Mandel Fellowship Book Reviews


book cover used by permission of Houghton MifflinThe Island on Bird Street 
Uri Orlev
Boston: Houghton Mifflin, 1984

Reviewed by:
Marti Matyska
Menominee Indian School District
Kenshena, Wisconsin


There is a 17th Century writing on a gravestone that reads: “All that man needs are these: love, work, and hope.” The novel The Island on Bird Street by Uri Orlev, and translated by Hillel Halkin, exemplifies this epitaph written so long ago. 

In the Introduction to the novel, the author encourages the reader to imagine an occupied city; he sets you up for a personal experience, and you learn that he once lived in such a place. So, when you finish the novel, you know you were reading fiction based on someone’s personal experience.

German soldiers have separated the main character, Alex, from his father. Alex is a young, Jewish boy whose mother has already been lost to the Holocaust. He promises to hide and wait for his father at 78 Bird Street in the evacuated Polish Ghetto. Days go by; his father does not come, and he comes to understand that he must make himself a safe home. Then Alex realizes that his house is like an island, and he begins his life as a modern day Robinson Crusoe. He even has a buddy like Robinson’s man Friday; only Alex’s friend is a white mouse named Snow. Alex does have human contact---he is able to sneak out, and there are many people hiding in this supposedly empty Ghetto. Unfortunately, some of the people bring danger. It is interesting to watch how the boy handles both the people and the danger. 
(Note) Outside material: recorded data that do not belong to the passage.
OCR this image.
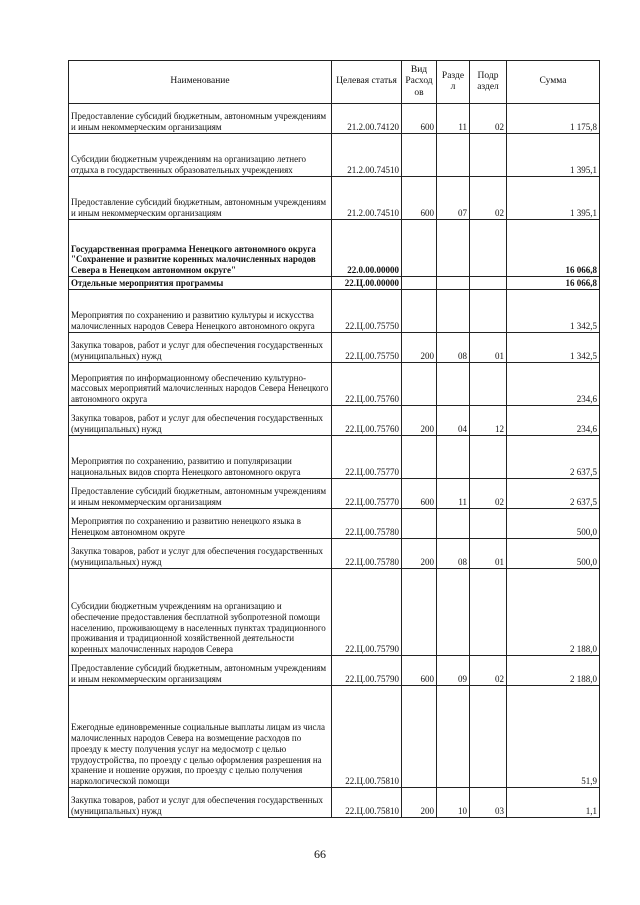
Наименование	Целевая статья	Вид Расход ов	Разде л	Подр аздел	Сумма
Предоставление субсидий бюджетным, автономным учреждениям и иным некоммерческим организациям	21.2.00.74120	600	11	02	1 175,8
Субсидии бюджетным учреждениям на организацию летнего отдыха в государственных образовательных учреждениях	21.2.00.74510				1 395,1
Предоставление субсидий бюджетным, автономным учреждениям и иным некоммерческим организациям	21.2.00.74510	600	07	02	1 395,1
Государственная программа Ненецкого автономного округа "Сохранение и развитие коренных малочисленных народов Севера в Ненецком автономном округе"	22.0.00.00000				16 066,8
Отдельные мероприятия программы	22.Ц.00.00000				16 066,8
Мероприятия по сохранению и развитию культуры и искусства малочисленных народов Севера Ненецкого автономного округа	22.Ц.00.75750				1 342,5
Закупка товаров, работ и услуг для обеспечения государственных (муниципальных) нужд	22.Ц.00.75750	200	08	01	1 342,5
Мероприятия по информационному обеспечению культурно-массовых мероприятий малочисленных народов Севера Ненецкого автономного округа	22.Ц.00.75760				234,6
Закупка товаров, работ и услуг для обеспечения государственных (муниципальных) нужд	22.Ц.00.75760	200	04	12	234,6
Мероприятия по сохранению, развитию и популяризации национальных видов спорта Ненецкого автономного округа	22.Ц.00.75770				2 637,5
Предоставление субсидий бюджетным, автономным учреждениям и иным некоммерческим организациям	22.Ц.00.75770	600	11	02	2 637,5
Мероприятия по сохранению и развитию ненецкого языка в Ненецком автономном округе	22.Ц.00.75780				500,0
Закупка товаров, работ и услуг для обеспечения государственных (муниципальных) нужд	22.Ц.00.75780	200	08	01	500,0
Субсидии бюджетным учреждениям на организацию и обеспечение предоставления бесплатной зубопротезной помощи населению, проживающему в населенных пунктах традиционного проживания и традиционной хозяйственной деятельности коренных малочисленных народов Севера	22.Ц.00.75790				2 188,0
Предоставление субсидий бюджетным, автономным учреждениям и иным некоммерческим организациям	22.Ц.00.75790	600	09	02	2 188,0
Ежегодные единовременные социальные выплаты лицам из числа малочисленных народов Севера на возмещение расходов по проезду к месту получения услуг на медосмотр с целью трудоустройства, по проезду с целью оформления разрешения на хранение и ношение оружия, по проезду с целью получения наркологической помощи	22.Ц.00.75810				51,9
Закупка товаров, работ и услуг для обеспечения государственных (муниципальных) нужд	22.Ц.00.75810	200	10	03	1,1
66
This young adult book, translated from Hebrew, keeps the reader in suspense because, of course, you want to know whether or not his father will return; but, secondarily, you what to know what Alex will do next to make his hide-out better. All this emphasis on plot makes the story line stronger than most other Holocaust readings. There is a killing in the story, which may present problems to some younger readers. The event is presented as a necessary death. It would, understandably, be difficult to write about the Holocaust without referring to violence.

The Island on Bird Street is a good novel about life. Alex has all he needs. He has love with Snow and outside friends; he has work in the intensive maintenance of his temporary home; and, of course, he has hope that his father will return.